Tomando como exemplo um quarto de criança com brinquedos esparramados junto com roupas e outros objetos, o descontrole impossibilita uma descrição. Assim Strindberg escreve que, para conceber “O Sonho”, seguiu uma lógica sem a lógica do sonho, "dando livre curso à imaginação". A questão é que, de fato, um sonho sonhado não é mesmo controlado, até que seja descrito. Assim como os brinquedos que precisam ser arrumados, verbalizá-lo obriga o sonhador a organizá-lo conscientemente, jamais voltando a ser o que realmente foi. Falando sobre a insubstancialidade das personagens da peça, Strindberg escreve que há "uma consciência suprema que a todas domina: a do sonhador". E quem é este sonhador? Qualquer pessoa que descreve seu sonho está criando uma ficção, na medida em que o sonho em si já se foi, ficando o sonhador livre para criar sua versão. Ao se referir ao sonhador cuja consciência domina as personagens, Strindberg fala de um autor criador, fala de si mesmo enquanto escritor. A criação, de qualquer natureza, é fruto da imaginação de alguém - consciente ou inconsciente.

Através da reflexão sobre as dimensões do sonho enquanto material ficcional e sobre o aproveitamento de sua estrutura para uma dramaturgia e, através do jogo de tentativa de identificação do eu autoral subjetivo com os personagens da peça, percebe-se a grandeza de "O Sonho" - principalmente levando-se em conta a época em que foi escrita, 1901. Freud também publica seu ensaio “A Interpretação dos Sonhos” (1900) nessa época.

Diametralmente oposto à dramaturgia de sua contemporaneidade, "O Sonho" não fecha possibilidades, nem permite conclusões.
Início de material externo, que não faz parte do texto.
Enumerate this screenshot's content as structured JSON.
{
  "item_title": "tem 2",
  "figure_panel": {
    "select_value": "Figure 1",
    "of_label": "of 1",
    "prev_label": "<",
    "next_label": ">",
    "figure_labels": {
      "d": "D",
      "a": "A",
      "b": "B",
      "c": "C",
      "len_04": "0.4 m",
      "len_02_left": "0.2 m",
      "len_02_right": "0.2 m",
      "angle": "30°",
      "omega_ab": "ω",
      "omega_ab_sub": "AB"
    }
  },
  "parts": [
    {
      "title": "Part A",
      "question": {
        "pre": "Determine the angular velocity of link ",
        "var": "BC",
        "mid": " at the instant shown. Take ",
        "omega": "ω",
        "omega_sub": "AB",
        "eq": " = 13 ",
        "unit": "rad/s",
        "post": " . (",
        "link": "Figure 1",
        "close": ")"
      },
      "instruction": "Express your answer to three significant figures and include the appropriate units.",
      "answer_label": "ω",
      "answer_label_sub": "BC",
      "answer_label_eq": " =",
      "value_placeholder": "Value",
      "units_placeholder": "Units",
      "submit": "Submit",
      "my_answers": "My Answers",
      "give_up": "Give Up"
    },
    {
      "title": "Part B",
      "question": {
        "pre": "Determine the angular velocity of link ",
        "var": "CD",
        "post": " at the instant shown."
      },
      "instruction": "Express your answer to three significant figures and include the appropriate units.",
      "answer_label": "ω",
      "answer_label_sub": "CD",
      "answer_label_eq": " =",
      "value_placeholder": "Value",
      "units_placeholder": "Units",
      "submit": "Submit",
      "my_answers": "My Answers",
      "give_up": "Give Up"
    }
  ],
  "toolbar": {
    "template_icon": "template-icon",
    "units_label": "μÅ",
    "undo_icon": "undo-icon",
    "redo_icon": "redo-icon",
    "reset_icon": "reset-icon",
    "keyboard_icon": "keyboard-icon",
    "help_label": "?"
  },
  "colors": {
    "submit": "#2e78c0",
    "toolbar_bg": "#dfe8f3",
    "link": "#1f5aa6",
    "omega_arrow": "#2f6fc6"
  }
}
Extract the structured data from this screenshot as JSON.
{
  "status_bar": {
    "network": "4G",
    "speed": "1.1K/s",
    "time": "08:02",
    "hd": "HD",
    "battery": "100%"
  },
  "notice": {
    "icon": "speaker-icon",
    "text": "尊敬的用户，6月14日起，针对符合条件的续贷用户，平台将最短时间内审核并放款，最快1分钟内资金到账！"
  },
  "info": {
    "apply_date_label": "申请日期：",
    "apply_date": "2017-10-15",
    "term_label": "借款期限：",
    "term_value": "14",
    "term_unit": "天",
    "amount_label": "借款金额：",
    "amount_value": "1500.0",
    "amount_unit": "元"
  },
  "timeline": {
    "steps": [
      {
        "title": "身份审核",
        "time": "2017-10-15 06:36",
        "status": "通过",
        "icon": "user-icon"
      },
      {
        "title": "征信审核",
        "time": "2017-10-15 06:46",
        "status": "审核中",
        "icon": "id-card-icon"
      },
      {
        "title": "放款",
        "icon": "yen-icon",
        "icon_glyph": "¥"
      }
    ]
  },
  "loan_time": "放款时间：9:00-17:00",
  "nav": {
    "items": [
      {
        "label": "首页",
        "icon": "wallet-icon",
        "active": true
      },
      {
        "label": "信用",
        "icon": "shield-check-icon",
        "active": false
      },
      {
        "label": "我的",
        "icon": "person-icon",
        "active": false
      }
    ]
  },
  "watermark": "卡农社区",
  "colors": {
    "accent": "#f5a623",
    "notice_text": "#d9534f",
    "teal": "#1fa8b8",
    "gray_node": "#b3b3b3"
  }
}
O próprio final sinaliza isto. Qual um demiurgo, Strindberg incinera os personagens e a própria forma dramatúrgica como uma metáfora ao teatro e sua efemeridade incondicional. A peça segue em um fluxo único, sem uma ordenação temporal, durando o tempo das constantes metamorfoses de lugares e personagens - tempo e espaço caminhando juntos - para depois entrar em combustão. Sem passado nem futuro, ela dura o tempo de um sonho, ou do que simplesmente é: uma peça de teatro.

Na psicanálise o sonho também não fecha possibilidades, nem permite conclusões. Freqüentemente observamos no trabalho clínico o relato de pacientes procurando "objetivar" da melhor forma possível, sua dor, seja física ou psíquica, muitas vezes até constituindo nos primeiros encontros um relato dissociado dos acontecimentos de sua vida, na tentativa de organizar um discurso racional de suas dores; no entanto, no decorrer do trabalho terapêutico, o campo da transferência transforma-se: a qualidade do vínculo instaurado pela dupla analítica, e as produções emergentes através desta relação promove a já citada "transformação de narrativa em experiência", relembrando suas vivências primordiais: "pensar o ainda não pensado".

Neste sentido, o sonho é uma manifestação exemplar. O que de mais autêntico poderia aparecer para "contar" a história vivida na transferência? Assim, o fenômeno onírico seria uma das formas por excelência, de o sujeito informar seu sofrimento. O sonho seria, então, além da realização de um desejo, o sonho seria o lugar de avistar e examinar os fenômenos psíquicos, sendo esta capacidade uma condição aos poucos conquistada dentro da relação terapêutica, enquanto um campo potencial vai sendo criado na dupla. Sabemos que Freud utilizou-se dos sonhos tanto para ampliar a metapsicologia psicanalítica, quanto para realizar sua auto-análise, e, nesse sentido, colocou o fenômeno onírico no centro das investigações do psiquismo e no divã.